The activity monitoring of acetylcholinesterase (AChE) and the screening of its inhibitors are critical for the diagnosis and therapy of neurological diseases. Herein, CeO₂-Co(OH)₂ nanosheets were synthesized for the first time in a newly designed deep eutectic solvent (DES) composed of l-proline and Ce(NO₃)₃·6H₂O, and a colorimetric assay was developed for quantitative detection of AChE and anti-neurological disease drug screening.
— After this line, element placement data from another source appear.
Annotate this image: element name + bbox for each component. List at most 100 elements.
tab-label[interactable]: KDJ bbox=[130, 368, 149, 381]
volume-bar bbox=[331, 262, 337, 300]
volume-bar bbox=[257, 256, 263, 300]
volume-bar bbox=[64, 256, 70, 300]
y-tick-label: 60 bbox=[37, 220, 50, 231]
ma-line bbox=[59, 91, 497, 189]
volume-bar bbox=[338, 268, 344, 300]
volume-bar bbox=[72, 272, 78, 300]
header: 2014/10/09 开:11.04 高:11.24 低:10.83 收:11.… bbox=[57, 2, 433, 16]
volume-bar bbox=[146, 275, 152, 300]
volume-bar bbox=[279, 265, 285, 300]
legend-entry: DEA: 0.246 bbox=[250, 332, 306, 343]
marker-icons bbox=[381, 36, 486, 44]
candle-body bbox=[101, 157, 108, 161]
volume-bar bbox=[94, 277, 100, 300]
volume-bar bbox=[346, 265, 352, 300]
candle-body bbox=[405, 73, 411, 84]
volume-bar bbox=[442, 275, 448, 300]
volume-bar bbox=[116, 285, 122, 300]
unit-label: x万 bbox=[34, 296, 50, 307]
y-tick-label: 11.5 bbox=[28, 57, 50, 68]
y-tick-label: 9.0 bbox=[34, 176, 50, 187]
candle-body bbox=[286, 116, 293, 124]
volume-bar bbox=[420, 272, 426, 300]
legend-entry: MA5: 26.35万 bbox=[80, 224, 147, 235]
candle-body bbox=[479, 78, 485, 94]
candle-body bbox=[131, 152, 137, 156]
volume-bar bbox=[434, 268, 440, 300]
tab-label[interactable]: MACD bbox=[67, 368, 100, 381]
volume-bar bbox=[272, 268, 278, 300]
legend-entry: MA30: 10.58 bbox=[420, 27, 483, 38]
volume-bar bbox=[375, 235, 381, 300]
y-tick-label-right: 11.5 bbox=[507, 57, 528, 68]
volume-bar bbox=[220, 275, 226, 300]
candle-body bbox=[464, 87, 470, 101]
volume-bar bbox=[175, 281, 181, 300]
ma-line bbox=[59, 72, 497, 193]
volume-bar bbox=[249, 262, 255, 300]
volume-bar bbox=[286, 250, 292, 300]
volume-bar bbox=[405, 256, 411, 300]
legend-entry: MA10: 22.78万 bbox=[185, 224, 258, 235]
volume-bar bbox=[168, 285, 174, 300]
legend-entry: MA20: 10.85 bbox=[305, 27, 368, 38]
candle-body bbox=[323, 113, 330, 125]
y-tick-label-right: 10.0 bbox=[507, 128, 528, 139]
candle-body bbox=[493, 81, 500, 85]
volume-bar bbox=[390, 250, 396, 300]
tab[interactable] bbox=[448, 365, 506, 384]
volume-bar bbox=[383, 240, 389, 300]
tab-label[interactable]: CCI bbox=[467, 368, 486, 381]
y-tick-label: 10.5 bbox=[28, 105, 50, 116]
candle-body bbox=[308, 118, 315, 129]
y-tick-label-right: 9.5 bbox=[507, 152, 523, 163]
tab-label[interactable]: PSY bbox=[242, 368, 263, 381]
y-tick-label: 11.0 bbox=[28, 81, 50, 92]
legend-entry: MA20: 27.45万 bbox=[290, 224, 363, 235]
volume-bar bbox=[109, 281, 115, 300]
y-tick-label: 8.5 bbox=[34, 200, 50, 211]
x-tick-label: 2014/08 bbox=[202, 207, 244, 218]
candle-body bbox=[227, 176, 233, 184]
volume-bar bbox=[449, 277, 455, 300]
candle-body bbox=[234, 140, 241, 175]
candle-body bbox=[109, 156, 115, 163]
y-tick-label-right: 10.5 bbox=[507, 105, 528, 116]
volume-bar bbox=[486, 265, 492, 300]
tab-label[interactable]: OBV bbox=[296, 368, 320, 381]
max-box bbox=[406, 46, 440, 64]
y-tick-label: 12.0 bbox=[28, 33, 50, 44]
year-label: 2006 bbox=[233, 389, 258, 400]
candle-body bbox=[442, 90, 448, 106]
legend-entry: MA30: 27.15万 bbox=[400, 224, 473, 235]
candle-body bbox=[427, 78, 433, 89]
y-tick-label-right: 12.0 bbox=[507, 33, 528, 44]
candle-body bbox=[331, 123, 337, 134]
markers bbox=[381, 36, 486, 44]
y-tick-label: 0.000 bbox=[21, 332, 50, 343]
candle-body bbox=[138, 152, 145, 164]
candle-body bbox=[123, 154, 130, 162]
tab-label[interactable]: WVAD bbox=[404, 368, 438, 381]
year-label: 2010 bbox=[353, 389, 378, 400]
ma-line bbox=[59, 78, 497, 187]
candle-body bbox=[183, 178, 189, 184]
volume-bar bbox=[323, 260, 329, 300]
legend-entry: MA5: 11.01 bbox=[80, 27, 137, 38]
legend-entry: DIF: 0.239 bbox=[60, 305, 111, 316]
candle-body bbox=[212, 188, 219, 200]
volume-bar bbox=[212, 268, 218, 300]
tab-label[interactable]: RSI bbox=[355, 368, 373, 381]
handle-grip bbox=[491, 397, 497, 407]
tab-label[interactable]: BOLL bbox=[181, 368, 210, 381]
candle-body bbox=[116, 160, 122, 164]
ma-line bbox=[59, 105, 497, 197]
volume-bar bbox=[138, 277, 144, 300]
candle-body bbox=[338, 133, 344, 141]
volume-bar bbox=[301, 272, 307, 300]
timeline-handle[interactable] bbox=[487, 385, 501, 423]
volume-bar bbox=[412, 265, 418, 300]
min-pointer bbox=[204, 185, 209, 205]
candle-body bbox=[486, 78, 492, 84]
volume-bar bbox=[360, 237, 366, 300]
Impressively, CeO₂-Co(OH)₂ composites prepared in DESs have more prominent oxidase-like activity than Co(OH)₂, CeO₂, and CeO₂-Co(OH)₂ produced in aqueous solution. The mechanism study shows that the oxygen vacancies of CeO₂-Co(OH)₂ play a vital role in oxidase-like catalysis. Based on their excellent oxidase-like activity, the CeO₂-Co(OH)₂ nanosheets have been successfully applied for highly sensitive and selective detection of AChE with a linear range of 0.2-20 mU/mL. This strategy can also be used for inhibitor screening. The sensor displays an excellent linear response in the range of 0.001-2 μg/mL toward an irreversible inhibitor (paraoxon-ethyl). Moreover, five alkaloids, namely, berberine hydrochloride, caffeine, camptothecin, matrine, and evodiamine, were screened by using neostigmine bromide as a control; berberine hydrochloride exhibited a good inhibitory effect on AChE with an IC₅₀ of 0.94 μM, while the other four had no obvious inhibitory effect. The mechanism of the different effects of alkaloids on inhibiting acetylcholinesterase activity was explored via molecular docking and kinetic simulation.